Wang Xun, Xia Zhijun, Feng Runqiu, Han Tongyu, Wang Hanyu, Yu Wenqian, Wang Xingguang
Qingdao Institute of Software, College of Computer Science and Technology, China University of Petroleum (East China), Changjiang West Road, Qingdao, 266580, Shandong, China.
Shandong Key Laboratory of Intelligent Oil & Gas Industrial Software, Qingdao, Shandong, 266580, China.
BMC Biol. 2025 May 9;23(1):120. doi: 10.1186/s12915-025-02222-x.
Drug-target binding affinity (DTA) prediction can accelerate the drug screening process, and deep learning techniques have been used in all facets of drug research. Affinity prediction based on deep learning methods has proven crucial to drug discovery, design, and reuse. Among these, the sequence-based approach using 1D sequences of drugs and targets as inputs typically results in the loss of structural information, whereas the structure-based method frequently results in increased computing costs due to the intricate structure of the molecule graph.
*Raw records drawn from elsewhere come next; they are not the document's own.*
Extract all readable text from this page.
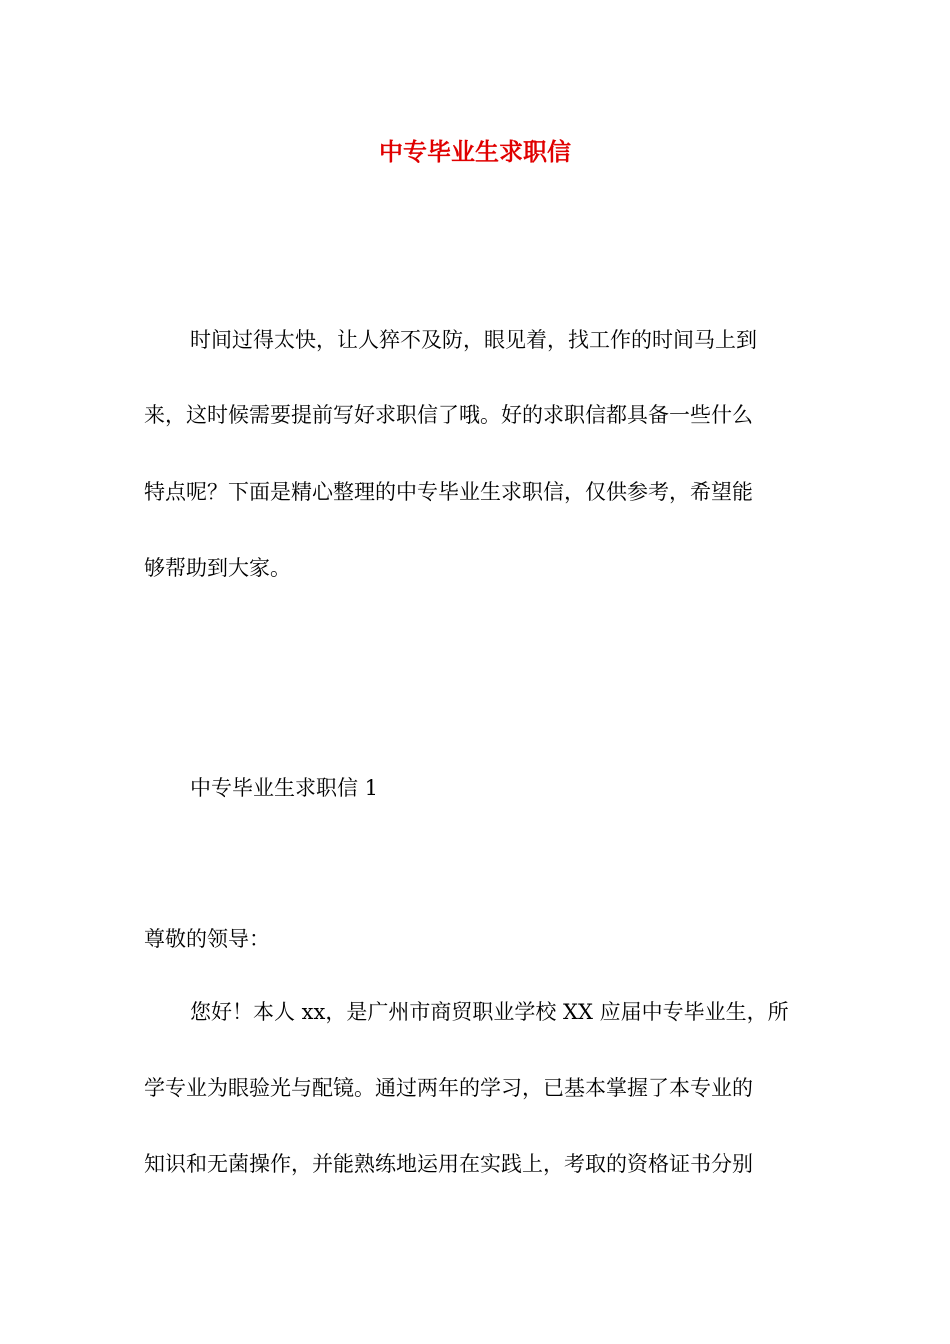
中专毕业生求职信
时间过得太快，让人猝不及防，眼见着，找工作的时间马上到
来，这时候需要提前写好求职信了哦。好的求职信都具备一些什么
特点呢？下面是精心整理的中专毕业生求职信，仅供参考，希望能
够帮助到大家。
中专毕业生求职信 1
尊敬的领导：
您好！本人 xx，是广州市商贸职业学校 XX 应届中专毕业生，所
学专业为眼验光与配镜。通过两年的学习，已基本掌握了本专业的
知识和无菌操作，并能熟练地运用在实践上，考取的资格证书分别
We propose a sequential multifeature fusion method (SMFF-DTA) to achieve efficient and accurate prediction. SMFF-DTA uses sequential methods to represent the structural information and physicochemical properties of drugs and targets and introduces multiple attention blocks to capture interaction features closely.
As demonstrated by our extensive studies, SMFF-DTA outperforms the other methods in terms of various metrics, showing its advantages and effectiveness as a drug-target binding affinity predictor.
药物-靶点结合亲和力(DTA)预测可以加速药物筛选过程,深度学习技术已应用于药物研究的各个方面。基于深度学习方法的亲和力预测已被证明对药物发现、设计和再利用至关重要。其中,以药物和靶点的一维序列作为输入的基于序列的方法通常会导致结构信息的丢失,而基于结构的方法由于分子图结构复杂,计算成本往往会增加。
我们提出了一种序列多特征融合方法(SMFF-DTA)以实现高效准确的预测。SMFF-DTA使用序列方法来表示药物和靶点的结构信息和物理化学性质,并引入多个注意力模块以紧密捕捉相互作用特征。
我们的广泛研究表明,SMFF-DTA在各项指标上均优于其他方法,显示出其作为药物-靶点结合亲和力预测器的优势和有效性。